Espaço de encontro, tertúlia espontânea, diz-que-disse, fofoquice, críticas e louvores... zona nobre de Aveiro, marcada pela história e pelo tempo, onde as pessoas se encontravam e conversavam sobre tudo e nada.

Todos somos estrangeiros em algum lugar

Mouraria - Rodrigo Cabrita (CNN).jpg

(crédito da foto: Rodrigo Cabrita, in CNN)

Na semana passada, a AIMA divulgou dados provisórios de 2023: 1.040 milhões de estrangeiros em Portugal.

Numa Europa a braços com uma realidade com a qual tem dificuldade em lidar (em 2023, mais de 2.500 pessoas morreram no Mar Mediterrâneo e mais de 190 mil pessoas chegaram, por via marítima, ao sul da Europa - Itália, Grécia, Espanha e Malta – oriundas das rotas migratórias que confluem na Argélia, Líbia, Tunísia e Marrocos, segundo a ACNUR/ONU), a temática teve claro impacto na campanha para as eleições Europeias, muito por força do contínuo discurso de ódio da extrema-direita.
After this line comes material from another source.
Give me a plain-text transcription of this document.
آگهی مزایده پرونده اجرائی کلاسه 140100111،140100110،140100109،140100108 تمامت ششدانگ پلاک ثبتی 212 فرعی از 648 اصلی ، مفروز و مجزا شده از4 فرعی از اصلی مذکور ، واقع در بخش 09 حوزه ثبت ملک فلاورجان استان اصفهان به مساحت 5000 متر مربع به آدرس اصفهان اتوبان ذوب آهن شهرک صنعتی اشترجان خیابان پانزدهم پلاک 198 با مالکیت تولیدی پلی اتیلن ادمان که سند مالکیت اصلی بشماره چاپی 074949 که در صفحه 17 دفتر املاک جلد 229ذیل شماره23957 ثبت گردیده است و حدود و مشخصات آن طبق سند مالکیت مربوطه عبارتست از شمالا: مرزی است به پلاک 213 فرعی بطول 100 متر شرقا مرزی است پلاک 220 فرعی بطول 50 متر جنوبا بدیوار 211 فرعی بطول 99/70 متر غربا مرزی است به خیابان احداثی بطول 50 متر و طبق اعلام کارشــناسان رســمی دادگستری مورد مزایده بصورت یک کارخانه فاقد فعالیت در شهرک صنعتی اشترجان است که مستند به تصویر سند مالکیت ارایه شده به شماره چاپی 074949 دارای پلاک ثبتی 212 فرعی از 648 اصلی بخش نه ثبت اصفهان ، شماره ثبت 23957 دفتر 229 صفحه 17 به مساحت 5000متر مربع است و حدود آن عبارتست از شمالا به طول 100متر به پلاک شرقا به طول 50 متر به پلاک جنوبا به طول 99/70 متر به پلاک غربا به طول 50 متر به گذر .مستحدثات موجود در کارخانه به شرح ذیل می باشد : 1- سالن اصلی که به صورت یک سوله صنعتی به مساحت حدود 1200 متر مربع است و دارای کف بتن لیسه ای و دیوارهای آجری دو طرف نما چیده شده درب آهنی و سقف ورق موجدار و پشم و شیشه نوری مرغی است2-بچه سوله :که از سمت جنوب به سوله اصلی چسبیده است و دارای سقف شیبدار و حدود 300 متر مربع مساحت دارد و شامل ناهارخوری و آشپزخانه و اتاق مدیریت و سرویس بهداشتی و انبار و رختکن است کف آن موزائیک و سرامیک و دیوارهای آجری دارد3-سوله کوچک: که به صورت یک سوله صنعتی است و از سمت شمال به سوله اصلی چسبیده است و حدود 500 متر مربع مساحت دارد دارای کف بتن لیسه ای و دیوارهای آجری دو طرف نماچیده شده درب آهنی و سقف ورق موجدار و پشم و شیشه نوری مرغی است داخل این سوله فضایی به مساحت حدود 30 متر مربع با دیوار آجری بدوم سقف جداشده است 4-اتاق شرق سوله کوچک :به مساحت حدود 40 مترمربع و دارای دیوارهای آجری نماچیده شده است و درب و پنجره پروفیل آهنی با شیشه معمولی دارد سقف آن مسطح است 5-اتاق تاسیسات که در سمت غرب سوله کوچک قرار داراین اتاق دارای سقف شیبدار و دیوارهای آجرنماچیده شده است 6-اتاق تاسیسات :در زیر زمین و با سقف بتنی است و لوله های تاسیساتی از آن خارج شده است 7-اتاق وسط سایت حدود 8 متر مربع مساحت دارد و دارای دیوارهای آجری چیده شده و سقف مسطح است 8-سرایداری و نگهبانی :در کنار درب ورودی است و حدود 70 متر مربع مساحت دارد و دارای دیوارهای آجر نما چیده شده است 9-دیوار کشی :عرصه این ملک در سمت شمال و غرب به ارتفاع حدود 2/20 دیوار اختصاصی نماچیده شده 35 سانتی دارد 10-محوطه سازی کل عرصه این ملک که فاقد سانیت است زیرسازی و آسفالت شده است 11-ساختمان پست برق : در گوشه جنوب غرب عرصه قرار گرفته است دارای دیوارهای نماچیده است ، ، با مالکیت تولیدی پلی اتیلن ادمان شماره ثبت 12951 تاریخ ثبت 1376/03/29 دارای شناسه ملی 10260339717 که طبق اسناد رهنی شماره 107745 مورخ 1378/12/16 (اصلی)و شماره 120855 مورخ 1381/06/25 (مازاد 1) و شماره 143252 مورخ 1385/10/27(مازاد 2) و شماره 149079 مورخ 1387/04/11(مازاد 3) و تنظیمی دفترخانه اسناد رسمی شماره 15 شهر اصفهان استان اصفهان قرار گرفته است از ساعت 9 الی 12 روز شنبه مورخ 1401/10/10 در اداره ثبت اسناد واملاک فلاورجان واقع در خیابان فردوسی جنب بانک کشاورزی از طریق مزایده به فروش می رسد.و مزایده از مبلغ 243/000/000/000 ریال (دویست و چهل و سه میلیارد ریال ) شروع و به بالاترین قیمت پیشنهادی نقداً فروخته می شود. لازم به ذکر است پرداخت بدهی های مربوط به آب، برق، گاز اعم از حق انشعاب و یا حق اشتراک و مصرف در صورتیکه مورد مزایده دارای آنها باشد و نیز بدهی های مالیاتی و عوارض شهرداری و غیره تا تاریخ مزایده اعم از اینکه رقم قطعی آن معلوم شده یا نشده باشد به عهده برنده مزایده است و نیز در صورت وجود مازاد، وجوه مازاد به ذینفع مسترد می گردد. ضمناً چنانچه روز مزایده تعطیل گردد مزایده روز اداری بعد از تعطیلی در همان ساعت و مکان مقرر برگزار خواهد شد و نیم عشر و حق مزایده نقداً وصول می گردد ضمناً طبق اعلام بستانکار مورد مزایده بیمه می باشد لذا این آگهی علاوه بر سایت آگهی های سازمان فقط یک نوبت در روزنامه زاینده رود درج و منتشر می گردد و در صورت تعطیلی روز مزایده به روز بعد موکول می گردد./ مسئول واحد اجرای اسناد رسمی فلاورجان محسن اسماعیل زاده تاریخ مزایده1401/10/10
Ao ponto de um dos seus representantes ter tido a lata e o despudor de afirmar, na CNN Portugal, que a diferença entre os emigrantes (imigrantes) portugueses e os imigrantes que acolhemos em Portugal é que os portugueses iam para outras paragens para trabalhar, ao contrário de quem nos procura.
A diferença não é, de todo, essa, para além de ser uma óbvia mentira. A verdade é que ambos (emigrantes e imigrantes) procuram, acima de tudo, melhores condições de vida, sendo que aos imigrantes, muitos deles refugiados da guerra na Ucrânia, da fome e da guerra no continente africano ou na região asiática, acresce a questão da luta pela sobrevivência. E é aqui que reside a diferenciação da realidade migratória. Enquanto os portugueses emigram à procura de novos desafios profissionais ou pessoais, melhores salários ou aperfeiçoamento académico, os imigrantes, na sua maioria, chegam a Portugal e à Europa com um fim claro: a sua sobrevivência (pessoal ou familiar), encontrando no trabalho, algumas das vezes exploratório, a forma mais natural de fixação. Aquele trabalho para o qual o setor empresarial português não consegue encontrar disponibilidade de mão-de-obra nacional.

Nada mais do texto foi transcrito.